All previous attempts to filter blood in patients with ongoing sepsis have failed. Now researchers at Harvard's Wyss Institute have developed a technology that filters pathogens from whole blood.

"The inflammatory cascade that leads to sepsis is triggered by pathogens, and specifically by the toxins they release. Thus, the most effective strategy is to treat with the best antibiotics you can muster, while also removing the toxins and remaining pathogens from the patient's blood as quickly as possible," said Wyss Institute Founding Director Donald Ingber, M.D., Ph.D., who leads the Wyss team developing the device and is the Judah Folkman Professor of Vascular Biology at Boston Children's Hospital and Harvard Medical School and Professor of Bioengineering at the Harvard John A. Paulson School of Engineering and Applied Science.
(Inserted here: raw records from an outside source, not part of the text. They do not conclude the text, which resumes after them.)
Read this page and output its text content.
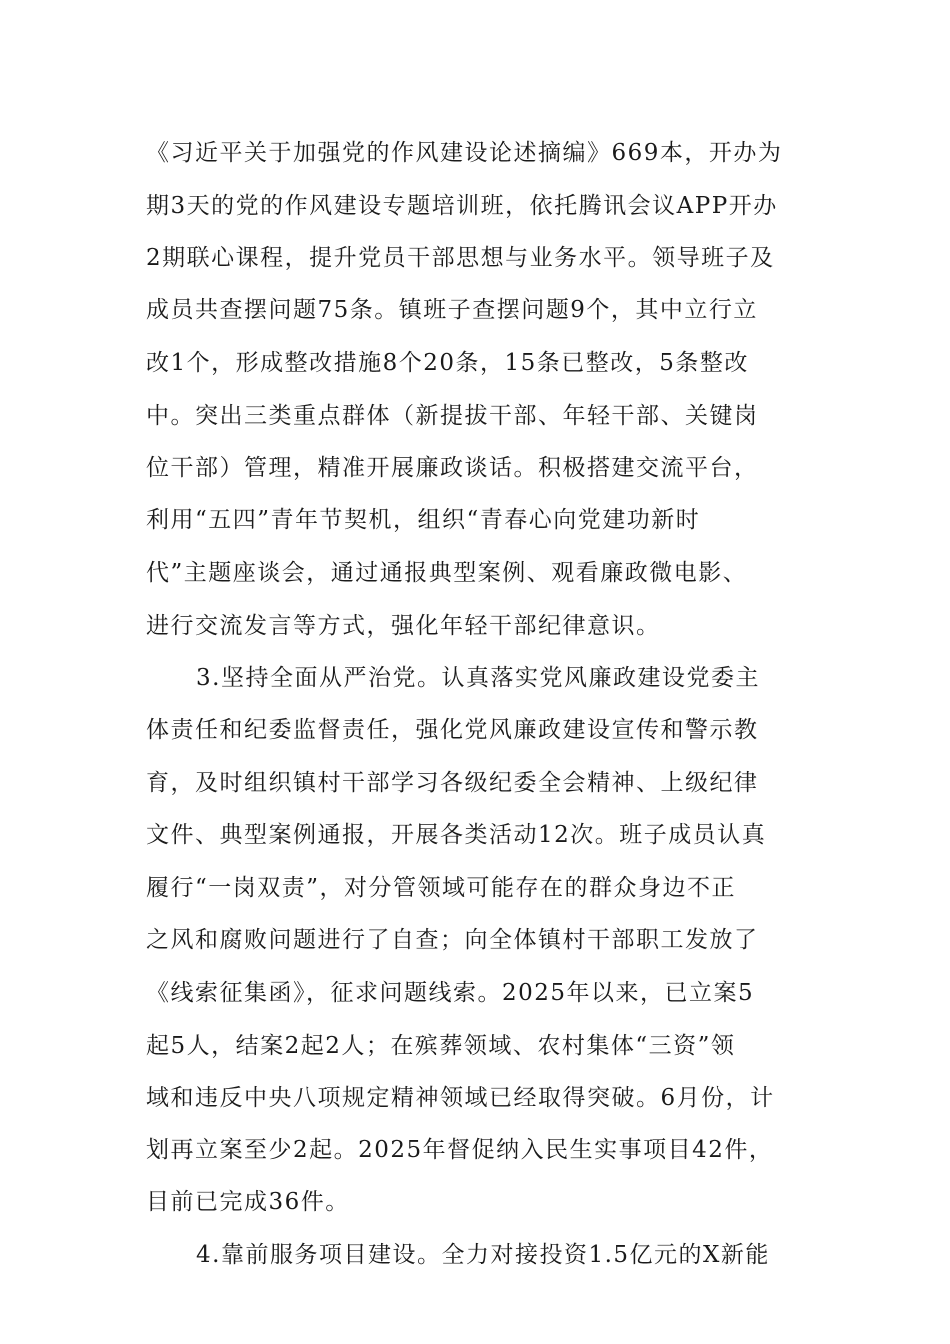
《习近平关于加强党的作风建设论述摘编》669本，开办为
期3天的党的作风建设专题培训班，依托腾讯会议APP开办
2期联心课程，提升党员干部思想与业务水平。领导班子及
成员共查摆问题75条。镇班子查摆问题9个，其中立行立
改1个，形成整改措施8个20条，15条已整改，5条整改
中。突出三类重点群体（新提拔干部、年轻干部、关键岗
位干部）管理，精准开展廉政谈话。积极搭建交流平台，
利用“五四”青年节契机，组织“青春心向党建功新时
代”主题座谈会，通过通报典型案例、观看廉政微电影、
进行交流发言等方式，强化年轻干部纪律意识。
3.坚持全面从严治党。认真落实党风廉政建设党委主
体责任和纪委监督责任，强化党风廉政建设宣传和警示教
育，及时组织镇村干部学习各级纪委全会精神、上级纪律
文件、典型案例通报，开展各类活动12次。班子成员认真
履行“一岗双责”，对分管领域可能存在的群众身边不正
之风和腐败问题进行了自查；向全体镇村干部职工发放了
《线索征集函》，征求问题线索。2025年以来，已立案5
起5人，结案2起2人；在殡葬领域、农村集体“三资”领
域和违反中央八项规定精神领域已经取得突破。6月份，计
划再立案至少2起。2025年督促纳入民生实事项目42件，
目前已完成36件。
4.靠前服务项目建设。全力对接投资1.5亿元的X新能
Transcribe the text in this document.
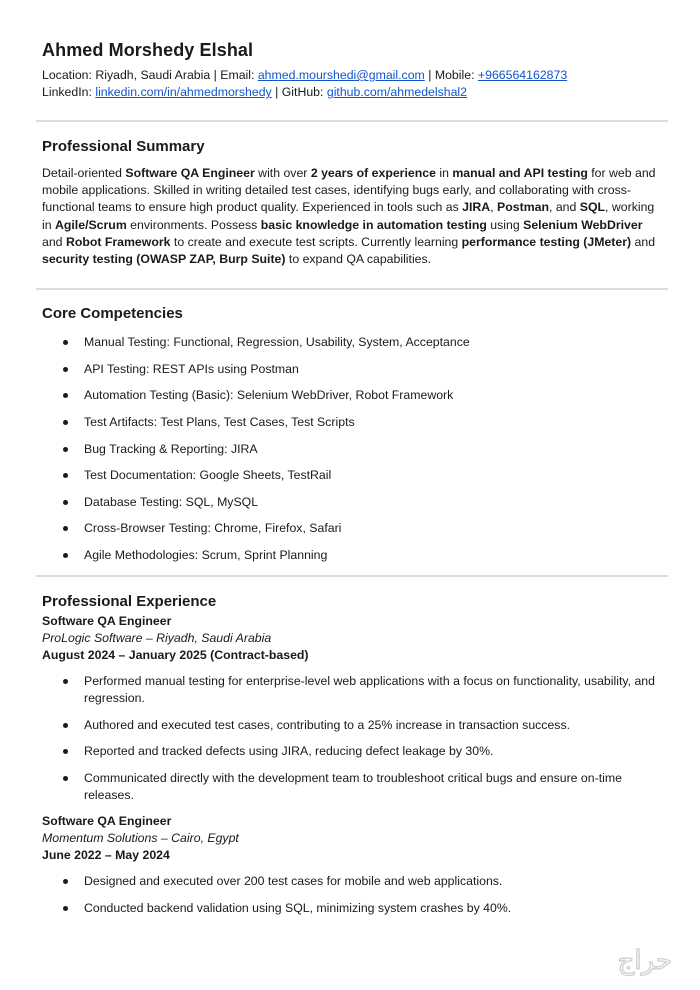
Ahmed Morshedy Elshal
Location: Riyadh, Saudi Arabia | Email: ahmed.mourshedi@gmail.com | Mobile: +966564162873
LinkedIn: linkedin.com/in/ahmedmorshedy | GitHub: github.com/ahmedelshal2
Professional Summary
Detail-oriented Software QA Engineer with over 2 years of experience in manual and API testing for web and mobile applications. Skilled in writing detailed test cases, identifying bugs early, and collaborating with cross-functional teams to ensure high product quality. Experienced in tools such as JIRA, Postman, and SQL, working in Agile/Scrum environments. Possess basic knowledge in automation testing using Selenium WebDriver and Robot Framework to create and execute test scripts. Currently learning performance testing (JMeter) and security testing (OWASP ZAP, Burp Suite) to expand QA capabilities.
Core Competencies
Manual Testing: Functional, Regression, Usability, System, Acceptance
API Testing: REST APIs using Postman
Automation Testing (Basic): Selenium WebDriver, Robot Framework
Test Artifacts: Test Plans, Test Cases, Test Scripts
Bug Tracking & Reporting: JIRA
Test Documentation: Google Sheets, TestRail
Database Testing: SQL, MySQL
Cross-Browser Testing: Chrome, Firefox, Safari
Agile Methodologies: Scrum, Sprint Planning
Professional Experience
Software QA Engineer
ProLogic Software – Riyadh, Saudi Arabia
August 2024 – January 2025 (Contract-based)
Performed manual testing for enterprise-level web applications with a focus on functionality, usability, and regression.
Authored and executed test cases, contributing to a 25% increase in transaction success.
Reported and tracked defects using JIRA, reducing defect leakage by 30%.
Communicated directly with the development team to troubleshoot critical bugs and ensure on-time releases.
Software QA Engineer
Momentum Solutions – Cairo, Egypt
June 2022 – May 2024
Designed and executed over 200 test cases for mobile and web applications.
Conducted backend validation using SQL, minimizing system crashes by 40%.
حراج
The research team's blood-cleansing approach can be administered quickly. This is because it uses the pathogen-capturing agent, FcMBL that binds all types of living and dead infectious microbes, including bacteria, fungi, viruses, as well as toxins they release.

FcMBL is a genetically engineered blood protein inspired by a naturally-occurring human molecule, which is found in the innate immune system and binds to toxic invaders, marking them for capture by immune cells in the spleen.

The new device uses the FcMBL protein to bind to all different kinds of live or dead pathogens and toxins. The optimized system uses hollow fiber filters found in regulator- approved dialysis cartridges whose inner walls are coated with FcMBL protein to remove pathogens from circulating blood. According to the researchers, in animal studies, treatment with this new pathogen-extracting device reduced the number of E. coli, Staphylococcus aureus and endotoxins circulating in the bloodstream by more than 99 percent.